Текли медленные мгновения, светила луна, наполняя прохладный воздух гор своим желтовато-бронзовым светом, безмолвно стояли деревья и люди. Нор вынула из внутреннего кармана камзола кожаный портсигар, неторопливо открыла, выбрала пахитосу и, спрятав портсигар обратно, повернулась к Эйку, в руках которого почувствовала оживший огонь. Прикурив, она поблагодарила его кивком и снова повернулась к людям из «Круга воев». Они совещались.
– Госпожа, – тихо сказала Фата (в ее голосе звучали ужас и восхищение). – Вы примете Кровавый Обет?
«Кровавый Обет? – спросила себя Нор. – А что! Пожалуй, девочка права».
«Кровавый Обет? – ужаснулась Лика. – Силы небесные! Я даже подумать о таком не могла!» Но, по-видимому, Фата была права, и выражение лица Эйка, когда он подавал огонь, говорило о том же.
– Потерпи. Увидишь, – ответила Лика устами Нор, а сама в это время с оторопью, переходящей в панику, думала о том, что эти люди – вой гегхского круга – действительно свихнулись, если готовы вернуть к жизни обряд, существовавший… – «Дайте подумать!» – существовавший… «Боги, сколько тысячелетий гегх не клялись на крови?»
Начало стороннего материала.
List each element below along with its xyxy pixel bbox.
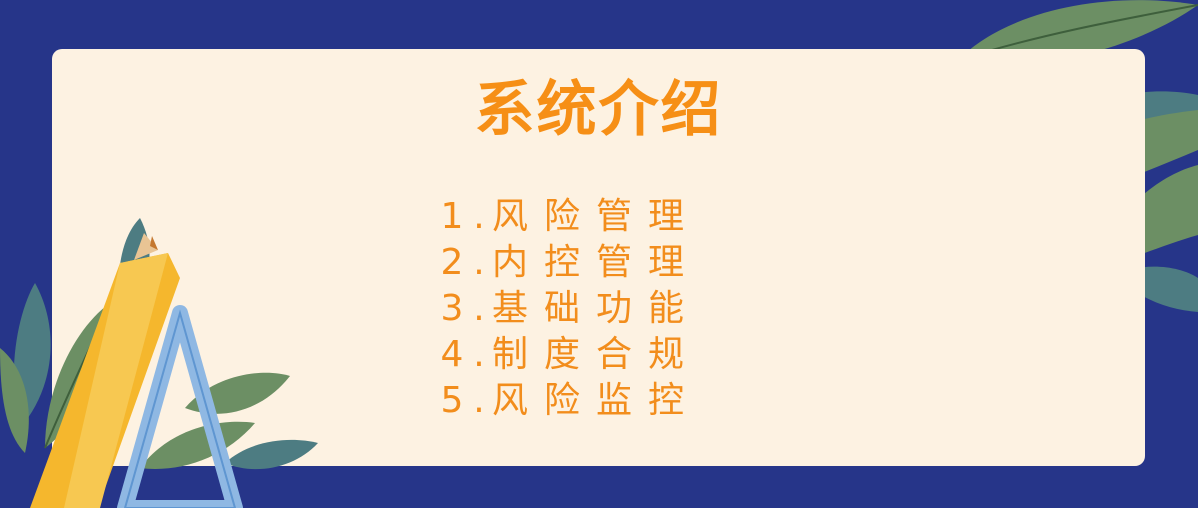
item-separator: . [473,380,485,421]
item-label: 基础功能 [492,288,701,329]
feature-list: 1 . 风险管理 2 . 内控管理 3 . 基础功能 4 . 制度合规 5 . … [438,194,700,424]
item-number: 4 [440,334,464,375]
list-item: 2 . 内控管理 [438,240,700,286]
list-item: 5 . 风险监控 [438,378,700,424]
item-number: 2 [440,242,464,283]
leaf-icon [0,348,29,453]
item-number: 5 [440,380,464,421]
item-number: 1 [440,196,464,237]
item-number: 3 [440,288,464,329]
item-label: 制度合规 [492,334,701,375]
item-label: 风险管理 [492,196,701,237]
page-title: 系统介绍 [474,75,723,145]
list-item: 1 . 风险管理 [438,194,700,240]
item-separator: . [473,242,485,283]
item-label: 风险监控 [492,380,701,421]
item-separator: . [473,288,485,329]
list-item: 3 . 基础功能 [438,286,700,332]
list-item: 4 . 制度合规 [438,332,700,378]
item-separator: . [473,196,485,237]
leaf-icon [13,283,51,428]
item-separator: . [473,334,485,375]
item-label: 内控管理 [492,242,701,283]
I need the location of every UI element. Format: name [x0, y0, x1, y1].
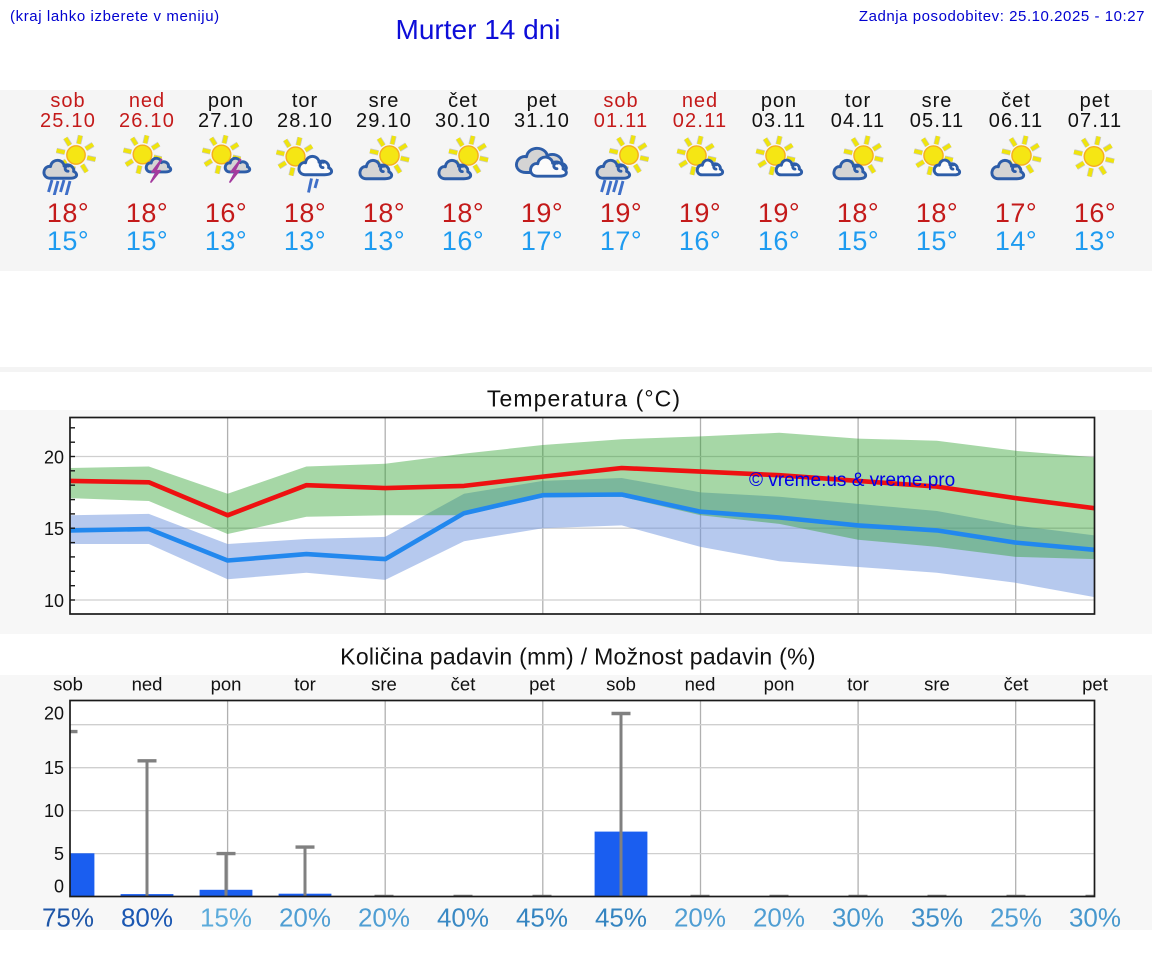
- svg-text:20%: 20%: [279, 903, 331, 933]
- svg-text:pon: pon: [211, 674, 242, 695]
- svg-text:40%: 40%: [437, 903, 489, 933]
- svg-text:35%: 35%: [911, 903, 963, 933]
- svg-text:čet: čet: [1004, 674, 1029, 695]
- svg-text:sre: sre: [371, 674, 397, 695]
- svg-text:20: 20: [44, 704, 64, 724]
- svg-text:ned: ned: [132, 674, 163, 695]
- svg-text:ned: ned: [685, 674, 716, 695]
- svg-text:15: 15: [44, 758, 64, 778]
- svg-text:30%: 30%: [1069, 903, 1121, 933]
- svg-text:sre: sre: [924, 674, 950, 695]
- svg-text:10: 10: [44, 591, 64, 611]
- svg-text:tor: tor: [847, 674, 869, 695]
- svg-text:45%: 45%: [516, 903, 568, 933]
- svg-text:10: 10: [44, 801, 64, 821]
- svg-text:0: 0: [54, 877, 64, 897]
- svg-text:5: 5: [54, 844, 64, 864]
- svg-text:pon: pon: [764, 674, 795, 695]
- svg-text:sob: sob: [606, 674, 636, 695]
- svg-text:45%: 45%: [595, 903, 647, 933]
- svg-text:25%: 25%: [990, 903, 1042, 933]
- svg-text:pet: pet: [529, 674, 555, 695]
- svg-text:Temperatura (°C): Temperatura (°C): [487, 386, 681, 412]
- svg-text:Količina padavin (mm) / Možnos: Količina padavin (mm) / Možnost padavin …: [340, 644, 816, 670]
- svg-text:20%: 20%: [358, 903, 410, 933]
- svg-text:80%: 80%: [121, 903, 173, 933]
- svg-text:čet: čet: [451, 674, 476, 695]
- svg-text:15: 15: [44, 519, 64, 539]
- svg-text:20%: 20%: [753, 903, 805, 933]
- svg-text:sob: sob: [53, 674, 83, 695]
- svg-text:pet: pet: [1082, 674, 1108, 695]
- svg-text:15%: 15%: [200, 903, 252, 933]
- svg-text:75%: 75%: [42, 903, 94, 933]
- svg-text:30%: 30%: [832, 903, 884, 933]
- svg-text:tor: tor: [294, 674, 316, 695]
- svg-text:© vreme.us & vreme.pro: © vreme.us & vreme.pro: [749, 470, 955, 491]
- svg-text:20: 20: [44, 448, 64, 468]
- svg-text:20%: 20%: [674, 903, 726, 933]
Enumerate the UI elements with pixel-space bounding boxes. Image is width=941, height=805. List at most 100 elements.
«Но, – сказала себе Нор, – ведь если это так, то это означает…» Что это означает, Лика знала. В трудные времена – гегх говорили «последние», – когда выбор стоял между смертью и смертью, а мерилом выбора была одна только честь, круг выбирал «Зовущего Зарю», отрекаясь в его пользу от своей примитивной, но действенной демократии. «Великие боги! Они что, думают, что наступили последние времена? Зачем им «Зовущий Зарю?» – Нор была напугана и обескуражена. Такой поворот событий был совершенно внезапен и вопиюще неуместен.
«Анахронизм! – ужасалась Лика. – Каменный век! Они же современные люди…»
«Не все так просто, – подсказывала ей Маска. – Рассмотри проблему со всех сторон».
«Да, – согласилась Нор. – Подумаем. Зачем вообще они пригласили меня сюда?»
«Они говорили о поддержке, кажется», – предположила Лика.
«О нет, – усмехнулась Нор. – Они хотели поговорить. Посмотреть, прицениться и определиться. Возможно, договориться о союзе, сотрудничестве, взаимодействии. Да, пожалуй, именно так. Взаимодействие. Они же не поспешили мне на помощь, когда эта стахг[92] начала охотиться на меня, как на какую-нибудь куропатку!» В этом была правда. Но если дела обстояли именно так, то что же изменилось теперь? «Похоже, – решила Нор, – они зашли слишком далеко в своем путешествии вспять. Они стали воспринимать как истинные речения стандартные речевые обороты, которым учат с ранних лет каждого дворянина, но лишь как фигурам речи, давно лишенным какого-либо практического смысла». Но тогда выходило, что она, не ведая того, сломала весь заранее выстроенный Сааром и его друзьями план и подвигла воев на какой-то острый спонтанный шаг. Вопрос – какой? Какую интерпретацию в их головах могла получить традиция кровавого обета, ведь истинное значение этого ритуала по любому не укладывалось в нынешний контекст. Ведь не собираются же они на самом деле поднять мятеж против императора? Нет, конечно.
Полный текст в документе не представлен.